Some prosecutors more than others, those whose agendas were most self-promotional, such as Jeanine Pirro, and Charles Hynes, abused the statute to the level of criminality, frequently offering juries, and unwary judges, a smorgasbord selection of murder theories, Intentional, or Depraved Mind, counting on the notion that “juries love to compromise.”

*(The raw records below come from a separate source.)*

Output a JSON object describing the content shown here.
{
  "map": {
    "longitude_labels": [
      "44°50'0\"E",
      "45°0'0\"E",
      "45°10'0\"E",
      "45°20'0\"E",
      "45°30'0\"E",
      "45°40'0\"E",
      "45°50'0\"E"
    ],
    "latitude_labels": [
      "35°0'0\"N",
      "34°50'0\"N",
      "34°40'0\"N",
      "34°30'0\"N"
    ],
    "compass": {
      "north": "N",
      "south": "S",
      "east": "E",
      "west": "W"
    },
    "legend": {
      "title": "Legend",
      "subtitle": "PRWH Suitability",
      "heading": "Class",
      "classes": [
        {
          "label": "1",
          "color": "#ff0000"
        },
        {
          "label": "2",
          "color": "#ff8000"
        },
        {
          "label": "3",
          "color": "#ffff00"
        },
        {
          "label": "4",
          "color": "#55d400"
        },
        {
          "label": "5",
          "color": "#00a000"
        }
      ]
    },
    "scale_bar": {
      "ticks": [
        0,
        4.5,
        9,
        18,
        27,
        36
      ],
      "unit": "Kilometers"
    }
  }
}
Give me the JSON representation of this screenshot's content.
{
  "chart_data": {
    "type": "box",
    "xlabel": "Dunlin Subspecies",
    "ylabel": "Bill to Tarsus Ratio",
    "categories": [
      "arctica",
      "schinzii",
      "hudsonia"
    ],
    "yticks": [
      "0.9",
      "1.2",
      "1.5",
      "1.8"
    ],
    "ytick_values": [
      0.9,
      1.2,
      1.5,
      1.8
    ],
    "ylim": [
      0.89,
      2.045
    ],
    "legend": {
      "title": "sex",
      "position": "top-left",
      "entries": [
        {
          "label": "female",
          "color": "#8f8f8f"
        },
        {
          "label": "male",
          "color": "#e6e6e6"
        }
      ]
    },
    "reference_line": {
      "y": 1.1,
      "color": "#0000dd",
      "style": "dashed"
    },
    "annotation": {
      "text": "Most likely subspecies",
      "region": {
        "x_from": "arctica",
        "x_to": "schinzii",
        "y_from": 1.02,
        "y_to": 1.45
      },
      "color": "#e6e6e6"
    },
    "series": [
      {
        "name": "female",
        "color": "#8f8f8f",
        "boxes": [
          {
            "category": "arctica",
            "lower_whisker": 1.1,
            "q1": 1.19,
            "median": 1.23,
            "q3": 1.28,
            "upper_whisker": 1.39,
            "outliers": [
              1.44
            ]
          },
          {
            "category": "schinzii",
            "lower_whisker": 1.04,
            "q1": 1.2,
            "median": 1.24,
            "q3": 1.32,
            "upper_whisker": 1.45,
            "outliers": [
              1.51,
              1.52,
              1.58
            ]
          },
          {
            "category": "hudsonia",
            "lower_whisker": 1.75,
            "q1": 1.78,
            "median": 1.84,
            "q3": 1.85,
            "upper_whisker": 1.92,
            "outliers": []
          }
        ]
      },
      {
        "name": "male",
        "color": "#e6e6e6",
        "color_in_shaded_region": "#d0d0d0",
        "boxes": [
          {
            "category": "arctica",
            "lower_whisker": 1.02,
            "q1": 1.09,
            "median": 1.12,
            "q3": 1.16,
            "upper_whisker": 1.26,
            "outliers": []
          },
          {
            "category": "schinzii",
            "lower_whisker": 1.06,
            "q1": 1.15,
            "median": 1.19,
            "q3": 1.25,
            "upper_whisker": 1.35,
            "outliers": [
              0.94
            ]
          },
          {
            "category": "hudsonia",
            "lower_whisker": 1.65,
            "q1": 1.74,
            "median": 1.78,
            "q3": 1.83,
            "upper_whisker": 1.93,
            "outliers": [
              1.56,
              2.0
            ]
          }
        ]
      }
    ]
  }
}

Those of us who attended the oral arguments in the DiSimone case, emerged from the courthouse not quite sure of what we had witnessed, given that the principle claim involved Depraved Indifference Murder, and yet, the three justices had continued to dwell on, and ask questions, almost exclusively, about Brady violations. Later that day we got a glimpse of what was on their minds, when the Court posted information on the Policano case, and took the most unusual step, calling upon the New York State Court of Appeals for “certification” regarding the Depraved Indifference Murder Statute, and whether the rules of interpretation under which that court has been recently operating constitute “old, or new, law.”

In reality, the Federal Court was saying to the state’s highest court, “You’ve permitted this situation that unjustly, and unfairly advantages prosecutors to go on for nearly forty years. And, now, suddenly two years ago, you began dealing with it. Well, some of the residue is landing on our steps, so please give us some guidance to help us clean up your mess.”